Lane County Mental Health Program Manager Al Levine said progress is being made in other areas, as well.
His department joined with Archbald’s group and the National Alliance on Mental Illness to send three members of the Lane County Sheriff’s Office to a national crisis intervention conference in August. Earlier this year, they hosted training for 29 emergency responders that featured a panel of mental health patients and their families.
In addition, the county’s mental health advisory body has named crisis intervention training one of its top priorities for the coming year.
Levine said he plans to approach Sheriff Russ Burger with a plan to offer training to all law enforcement agencies in the county, not just Eugene. Various agencies dealing with mental health issues have offered to help.
“I am optimistic and I think it will be within this next year,” Levine said. “This is an opportunity that our community should not miss out on. We need to seize the momentum.”
From the beginning, the Salisbury family has said they want Ryan’s death to result in saved lives. Over the past year, they have attended meetings and participated in discussions about how to prevent similar deaths in the future.
Jeff Salisbury said he and his wife are heartened by the progress made in the past year to improve the way police treat the mentally ill. He said the addition of Tasers and the potential adoption of crisis intervention training could prevent another outcome like the one started when his wife called 911 to ask police for help.
“Properly trained and armed, the officers could have worked to calm the situation down, instead of shouting at the top of their lungs, ‘Drop the weapon!’ ” he said. “If that had not worked, they could have subdued Ryan with a Taser stun.
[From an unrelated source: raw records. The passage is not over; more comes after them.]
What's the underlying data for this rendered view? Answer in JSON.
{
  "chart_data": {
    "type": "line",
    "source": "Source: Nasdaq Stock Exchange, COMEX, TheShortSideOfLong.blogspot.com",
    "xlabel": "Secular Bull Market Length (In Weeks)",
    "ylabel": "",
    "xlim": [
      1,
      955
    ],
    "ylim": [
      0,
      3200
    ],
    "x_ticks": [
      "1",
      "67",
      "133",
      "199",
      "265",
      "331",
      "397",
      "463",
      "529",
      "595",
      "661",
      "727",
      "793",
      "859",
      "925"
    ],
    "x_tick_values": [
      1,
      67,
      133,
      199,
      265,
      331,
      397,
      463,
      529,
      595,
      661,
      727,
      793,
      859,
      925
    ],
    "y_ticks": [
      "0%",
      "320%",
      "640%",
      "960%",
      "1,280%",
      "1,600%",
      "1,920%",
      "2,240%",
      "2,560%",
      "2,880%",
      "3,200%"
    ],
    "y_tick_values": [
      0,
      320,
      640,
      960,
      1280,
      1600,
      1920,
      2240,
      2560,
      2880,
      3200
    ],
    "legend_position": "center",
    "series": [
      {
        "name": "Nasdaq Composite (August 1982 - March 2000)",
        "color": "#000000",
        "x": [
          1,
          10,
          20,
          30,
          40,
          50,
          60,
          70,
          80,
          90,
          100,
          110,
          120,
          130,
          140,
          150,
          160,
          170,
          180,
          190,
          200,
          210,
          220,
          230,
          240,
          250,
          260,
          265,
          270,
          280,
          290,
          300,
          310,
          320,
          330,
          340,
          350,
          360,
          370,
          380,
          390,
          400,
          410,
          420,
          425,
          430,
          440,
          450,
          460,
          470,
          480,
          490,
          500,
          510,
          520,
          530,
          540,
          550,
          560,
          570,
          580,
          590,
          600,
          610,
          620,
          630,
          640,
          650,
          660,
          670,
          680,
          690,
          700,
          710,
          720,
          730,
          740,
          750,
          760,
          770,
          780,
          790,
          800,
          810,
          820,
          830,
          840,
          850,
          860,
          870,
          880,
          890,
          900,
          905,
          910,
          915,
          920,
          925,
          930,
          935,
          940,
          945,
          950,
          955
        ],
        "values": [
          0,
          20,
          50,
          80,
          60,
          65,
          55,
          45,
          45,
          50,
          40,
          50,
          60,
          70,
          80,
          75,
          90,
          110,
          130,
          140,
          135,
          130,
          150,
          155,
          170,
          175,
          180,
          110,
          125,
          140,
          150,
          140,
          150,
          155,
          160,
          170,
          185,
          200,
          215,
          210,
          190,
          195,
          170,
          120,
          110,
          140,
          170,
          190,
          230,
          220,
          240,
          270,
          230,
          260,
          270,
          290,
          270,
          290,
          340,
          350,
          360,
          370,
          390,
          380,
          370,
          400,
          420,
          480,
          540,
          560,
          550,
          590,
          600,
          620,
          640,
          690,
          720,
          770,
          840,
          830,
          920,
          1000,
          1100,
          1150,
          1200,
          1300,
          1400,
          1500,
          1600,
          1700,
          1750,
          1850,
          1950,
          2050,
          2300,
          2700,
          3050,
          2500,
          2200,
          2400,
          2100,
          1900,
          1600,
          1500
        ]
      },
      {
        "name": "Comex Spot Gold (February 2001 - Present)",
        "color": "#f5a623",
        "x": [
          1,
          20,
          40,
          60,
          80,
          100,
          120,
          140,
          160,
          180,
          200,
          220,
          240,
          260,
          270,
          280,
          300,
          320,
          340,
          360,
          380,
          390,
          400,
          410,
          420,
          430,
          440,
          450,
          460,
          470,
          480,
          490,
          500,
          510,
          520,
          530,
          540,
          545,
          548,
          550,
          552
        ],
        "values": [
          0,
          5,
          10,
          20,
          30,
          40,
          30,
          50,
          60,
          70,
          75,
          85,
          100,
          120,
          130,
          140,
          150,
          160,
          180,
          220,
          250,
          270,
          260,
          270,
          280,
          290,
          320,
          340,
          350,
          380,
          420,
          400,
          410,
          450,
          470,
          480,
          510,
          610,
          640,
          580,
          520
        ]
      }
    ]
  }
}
Either way he could have been taken to the hospital where needed treatment would have been provided.”
Hugh Massengill, a former mental health client and member of the city’s Human Rights Commission, is skeptical about whether Tasers are the answer. During a temporary stint on the police commission, his was the lone vote against Tasers. He called them “cattle prods for the poor.”
“If they were only to be used in place of a pistol or rifle, I would be hard pressed to oppose them, but in truth, they will almost always be used on poor people who are not armed and are not suicidal,” he said, citing cases of Taser abuse in Texas.
“I am in the minority in feeling that the one thing that we have done, Tasers, may be a mistake.”
Instead of adding weapons, the community ought to focus on educating young people about how to get help, teaching parents to relate to their children and encouraging discussion during the intense emotional storms that teens often experience.
“We need to get rid of the stigma of being in mental health crisis, and we definitely need to find a way to get more funding for one-to-one, face-to-face counseling,” he said.
David Oaks, director of Eugene-based Mind Freedom International, which advocates for the rights of mental health consumers, said the shooting had one immediate effect: It got people talking.
Groups that previously had been working in isolation are now communicating and in some cases joining forces to better serve their constituents, he said.
Archbald of the mental illness alliance agreed that public awareness has increased over the past year, and that that fact alone could cause officers to use greater caution in the future. But she said the lack of urgency among officials is frustrating.
“The intense effort to try to make things better seems to have fallen on volunteers, not the people who are paid with our tax dollars to do this kind of work,” she said. “But I think the tipping point has come. It has come because of public pressure. I think there are ways to get this going and I truly am hopeful that that can happen.”